The inspection team was drowning. Accuracy was inconsistent. Costs were scaling linearly with fleet growth.

The Constraint

Traditional approaches wouldn’t work:

  • Engineering backlog: The ML team had an 18-month roadmap. This wasn’t on it.
  • Budget: No approved budget for a dedicated engineering solution.
  • Time: The problem needed solving in months, not years.
  • Resources: I had no engineering team assigned to this problem.

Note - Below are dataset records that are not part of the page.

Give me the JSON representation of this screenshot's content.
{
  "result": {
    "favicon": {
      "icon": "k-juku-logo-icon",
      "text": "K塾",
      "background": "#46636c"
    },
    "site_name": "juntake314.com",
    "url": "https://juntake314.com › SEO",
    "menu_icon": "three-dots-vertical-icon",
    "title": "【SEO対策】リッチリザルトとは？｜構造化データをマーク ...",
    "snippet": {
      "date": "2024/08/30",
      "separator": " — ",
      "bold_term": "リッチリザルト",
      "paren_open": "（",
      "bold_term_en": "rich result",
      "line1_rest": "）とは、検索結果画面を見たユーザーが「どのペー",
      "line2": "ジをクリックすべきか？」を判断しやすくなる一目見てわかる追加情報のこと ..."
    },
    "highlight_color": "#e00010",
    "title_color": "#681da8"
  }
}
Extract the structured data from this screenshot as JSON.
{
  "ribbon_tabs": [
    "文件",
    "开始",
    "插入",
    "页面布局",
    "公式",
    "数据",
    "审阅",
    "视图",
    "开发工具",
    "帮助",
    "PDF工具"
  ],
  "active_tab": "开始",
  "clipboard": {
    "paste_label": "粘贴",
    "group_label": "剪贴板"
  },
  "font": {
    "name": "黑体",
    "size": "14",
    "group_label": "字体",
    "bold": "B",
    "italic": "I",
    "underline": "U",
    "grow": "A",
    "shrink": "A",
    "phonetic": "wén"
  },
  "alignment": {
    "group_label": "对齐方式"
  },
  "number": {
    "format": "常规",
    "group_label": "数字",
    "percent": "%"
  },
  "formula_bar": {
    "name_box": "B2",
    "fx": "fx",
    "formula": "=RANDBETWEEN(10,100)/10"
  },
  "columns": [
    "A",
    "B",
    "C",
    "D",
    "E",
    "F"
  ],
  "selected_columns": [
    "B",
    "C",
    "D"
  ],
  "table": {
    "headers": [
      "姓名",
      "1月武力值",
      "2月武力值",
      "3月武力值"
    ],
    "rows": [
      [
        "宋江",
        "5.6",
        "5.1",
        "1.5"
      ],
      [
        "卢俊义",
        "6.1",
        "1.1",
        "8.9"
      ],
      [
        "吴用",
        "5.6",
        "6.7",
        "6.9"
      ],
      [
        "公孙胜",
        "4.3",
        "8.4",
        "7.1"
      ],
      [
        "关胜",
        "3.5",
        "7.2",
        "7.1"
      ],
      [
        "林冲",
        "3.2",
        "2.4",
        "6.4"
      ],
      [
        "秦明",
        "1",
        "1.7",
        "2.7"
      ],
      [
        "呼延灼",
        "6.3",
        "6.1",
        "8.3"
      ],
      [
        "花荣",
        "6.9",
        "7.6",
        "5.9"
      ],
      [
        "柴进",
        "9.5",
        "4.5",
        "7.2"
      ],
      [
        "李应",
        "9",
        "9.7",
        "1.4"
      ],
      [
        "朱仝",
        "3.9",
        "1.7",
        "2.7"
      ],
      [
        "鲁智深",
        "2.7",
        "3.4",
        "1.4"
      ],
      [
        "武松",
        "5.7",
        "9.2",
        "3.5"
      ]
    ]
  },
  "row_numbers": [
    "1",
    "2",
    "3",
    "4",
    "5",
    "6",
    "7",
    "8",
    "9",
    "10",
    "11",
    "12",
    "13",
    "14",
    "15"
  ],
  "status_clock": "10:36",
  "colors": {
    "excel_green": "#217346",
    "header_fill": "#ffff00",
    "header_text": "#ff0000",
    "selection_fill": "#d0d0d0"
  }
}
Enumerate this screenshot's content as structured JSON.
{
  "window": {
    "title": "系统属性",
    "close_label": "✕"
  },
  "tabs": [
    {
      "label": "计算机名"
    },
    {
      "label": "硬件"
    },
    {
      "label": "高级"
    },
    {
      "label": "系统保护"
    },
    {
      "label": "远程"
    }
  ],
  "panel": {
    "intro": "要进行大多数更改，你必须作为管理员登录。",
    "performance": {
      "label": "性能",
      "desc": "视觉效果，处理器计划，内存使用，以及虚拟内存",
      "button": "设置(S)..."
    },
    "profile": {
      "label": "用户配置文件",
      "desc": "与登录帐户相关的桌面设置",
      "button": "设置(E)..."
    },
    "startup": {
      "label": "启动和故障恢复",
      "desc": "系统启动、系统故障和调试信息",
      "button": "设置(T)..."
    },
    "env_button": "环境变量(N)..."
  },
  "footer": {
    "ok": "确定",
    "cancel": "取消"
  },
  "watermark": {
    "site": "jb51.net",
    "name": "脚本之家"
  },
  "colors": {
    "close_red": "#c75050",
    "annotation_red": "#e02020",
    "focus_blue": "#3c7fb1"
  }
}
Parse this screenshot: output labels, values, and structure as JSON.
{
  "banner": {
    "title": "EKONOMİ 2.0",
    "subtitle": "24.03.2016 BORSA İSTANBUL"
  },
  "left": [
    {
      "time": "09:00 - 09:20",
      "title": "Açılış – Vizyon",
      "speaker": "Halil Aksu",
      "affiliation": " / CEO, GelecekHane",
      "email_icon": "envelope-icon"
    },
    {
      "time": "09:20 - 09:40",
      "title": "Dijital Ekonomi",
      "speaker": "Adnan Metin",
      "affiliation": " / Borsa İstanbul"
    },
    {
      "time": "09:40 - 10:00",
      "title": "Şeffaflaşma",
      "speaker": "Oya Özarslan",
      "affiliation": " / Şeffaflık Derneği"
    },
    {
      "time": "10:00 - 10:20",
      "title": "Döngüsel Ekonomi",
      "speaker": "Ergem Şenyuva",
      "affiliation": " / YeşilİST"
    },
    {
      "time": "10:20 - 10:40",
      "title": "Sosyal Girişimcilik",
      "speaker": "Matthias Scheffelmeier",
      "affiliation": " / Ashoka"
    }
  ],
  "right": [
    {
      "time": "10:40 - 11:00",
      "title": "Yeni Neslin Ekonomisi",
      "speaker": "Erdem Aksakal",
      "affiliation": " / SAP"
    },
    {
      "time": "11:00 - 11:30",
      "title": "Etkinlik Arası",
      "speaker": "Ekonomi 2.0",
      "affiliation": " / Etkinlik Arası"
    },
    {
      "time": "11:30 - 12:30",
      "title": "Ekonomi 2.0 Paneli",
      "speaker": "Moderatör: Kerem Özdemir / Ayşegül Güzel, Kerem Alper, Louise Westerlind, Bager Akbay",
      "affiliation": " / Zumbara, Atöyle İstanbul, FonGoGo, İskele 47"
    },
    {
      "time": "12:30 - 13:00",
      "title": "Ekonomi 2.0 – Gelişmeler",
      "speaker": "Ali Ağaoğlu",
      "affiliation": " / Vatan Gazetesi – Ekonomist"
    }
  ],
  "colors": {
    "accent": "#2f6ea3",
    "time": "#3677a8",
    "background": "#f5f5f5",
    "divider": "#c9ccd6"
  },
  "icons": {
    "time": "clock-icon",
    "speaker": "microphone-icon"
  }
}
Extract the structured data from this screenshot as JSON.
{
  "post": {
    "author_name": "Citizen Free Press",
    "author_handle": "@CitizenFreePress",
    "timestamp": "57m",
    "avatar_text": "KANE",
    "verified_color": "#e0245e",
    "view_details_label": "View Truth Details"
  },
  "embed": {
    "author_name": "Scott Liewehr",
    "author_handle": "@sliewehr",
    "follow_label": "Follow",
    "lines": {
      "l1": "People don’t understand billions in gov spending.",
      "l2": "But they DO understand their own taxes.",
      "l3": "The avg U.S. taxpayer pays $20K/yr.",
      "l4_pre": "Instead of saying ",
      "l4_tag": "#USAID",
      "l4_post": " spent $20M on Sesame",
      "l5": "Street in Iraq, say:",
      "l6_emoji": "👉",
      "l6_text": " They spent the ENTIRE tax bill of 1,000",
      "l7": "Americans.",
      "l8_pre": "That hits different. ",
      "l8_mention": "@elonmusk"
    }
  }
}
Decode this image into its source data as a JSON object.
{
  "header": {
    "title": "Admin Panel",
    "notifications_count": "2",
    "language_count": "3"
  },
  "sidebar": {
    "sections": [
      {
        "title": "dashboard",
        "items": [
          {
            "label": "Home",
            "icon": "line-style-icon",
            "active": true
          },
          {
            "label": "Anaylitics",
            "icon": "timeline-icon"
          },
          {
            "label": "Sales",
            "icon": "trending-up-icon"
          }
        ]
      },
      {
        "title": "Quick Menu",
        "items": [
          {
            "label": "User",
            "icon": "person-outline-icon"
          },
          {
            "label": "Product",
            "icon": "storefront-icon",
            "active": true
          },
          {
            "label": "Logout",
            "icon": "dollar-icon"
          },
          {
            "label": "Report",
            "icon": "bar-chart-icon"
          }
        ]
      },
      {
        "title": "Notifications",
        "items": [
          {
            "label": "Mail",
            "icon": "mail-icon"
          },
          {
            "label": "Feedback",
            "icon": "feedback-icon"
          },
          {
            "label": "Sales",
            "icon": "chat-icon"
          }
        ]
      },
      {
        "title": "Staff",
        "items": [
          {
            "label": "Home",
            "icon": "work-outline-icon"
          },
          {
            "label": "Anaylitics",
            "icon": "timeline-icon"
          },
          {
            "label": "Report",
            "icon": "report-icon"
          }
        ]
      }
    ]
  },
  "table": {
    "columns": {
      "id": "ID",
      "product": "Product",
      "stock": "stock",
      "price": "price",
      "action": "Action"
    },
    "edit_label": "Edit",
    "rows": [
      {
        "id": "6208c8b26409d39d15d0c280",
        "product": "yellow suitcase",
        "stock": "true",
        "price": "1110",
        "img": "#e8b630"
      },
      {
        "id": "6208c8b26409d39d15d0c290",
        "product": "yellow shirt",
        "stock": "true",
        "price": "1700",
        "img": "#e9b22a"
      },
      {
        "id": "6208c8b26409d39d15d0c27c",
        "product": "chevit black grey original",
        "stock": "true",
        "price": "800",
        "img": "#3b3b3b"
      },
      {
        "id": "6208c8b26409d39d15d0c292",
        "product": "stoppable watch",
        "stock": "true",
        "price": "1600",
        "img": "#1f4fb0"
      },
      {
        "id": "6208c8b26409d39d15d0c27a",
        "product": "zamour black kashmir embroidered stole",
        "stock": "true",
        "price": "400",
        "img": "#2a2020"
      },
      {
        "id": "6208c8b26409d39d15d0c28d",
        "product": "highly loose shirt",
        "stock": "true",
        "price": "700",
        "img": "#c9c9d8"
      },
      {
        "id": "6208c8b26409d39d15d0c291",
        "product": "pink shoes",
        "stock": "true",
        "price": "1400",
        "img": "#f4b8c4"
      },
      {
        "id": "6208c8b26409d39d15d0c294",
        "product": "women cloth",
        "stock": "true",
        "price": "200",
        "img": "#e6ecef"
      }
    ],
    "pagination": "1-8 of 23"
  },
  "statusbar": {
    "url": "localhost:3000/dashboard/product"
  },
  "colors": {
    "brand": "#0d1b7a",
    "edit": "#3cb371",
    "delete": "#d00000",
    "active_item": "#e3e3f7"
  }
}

The conventional wisdom said: wait for engineering, or accept the manual process.

The Approach

I built it myself. Using AI tools as both teacher and collaborator:

Week 1-2: Problem Definition

  • Analyzed existing inspection workflow and failure modes
  • Identified the specific detection requirements (what constitutes a valid AVN marker)
  • Determined accuracy thresholds needed for auto-approval

Week 3-8: System Development

  • Used Claude and GPT-4 to learn computer vision fundamentals
  • Built detection pipeline using pre-trained models + fine-tuning
  • Developed validation framework to measure accuracy
  • Iterated through multiple architectures until hitting accuracy targets

Week 9-12: Production Integration

  • Integrated with existing inspection workflow
  • Built monitoring and alerting for edge cases
  • Deployed to production with gradual rollout
  • Validated performance against manual inspection baseline

Week 13-16: Optimization & Handoff

  • Optimized inference costs
  • Documented system for maintenance
  • Trained operations team on monitoring

The Outcome

Primary Metrics:

  • 333x cost reduction compared to manual inspection process
  • 100% accuracy on auto-approved detections (conservative thresholds)
  • 4 months from concept to production deployment

Operational Impact:

  • Eliminated inspection bottleneck for AVN compliance
  • Freed inspection team to focus on complex edge cases
  • System handles growing fleet volume without linear cost increase

What Didn’t Work:

  • First two model architectures failed to generalize across lighting conditions
  • Initial accuracy thresholds were too aggressive—had to calibrate for production reliability
  • Underestimated edge cases involving partial occlusions

What This Proves

This wasn’t about being a coding genius. I’m not one.

This was about:

  1. Domain expertise: Understanding the actual problem deeply enough to specify a solution
  2. AI tools as teachers: Learning computer vision concepts through iterative dialogue with AI
  3. Discipline: Testing, validating, iterating until it worked—not shipping something half-baked
  4. Production mindset: Building for reliability, not demo-ware

The 333x cost reduction wasn’t achieved by a team of ML engineers. It was achieved by a PM who refused to accept “wait for engineering” as an answer.


Note: Specific implementation details and proprietary methodologies omitted per confidentiality requirements. Metrics represent approximate impact.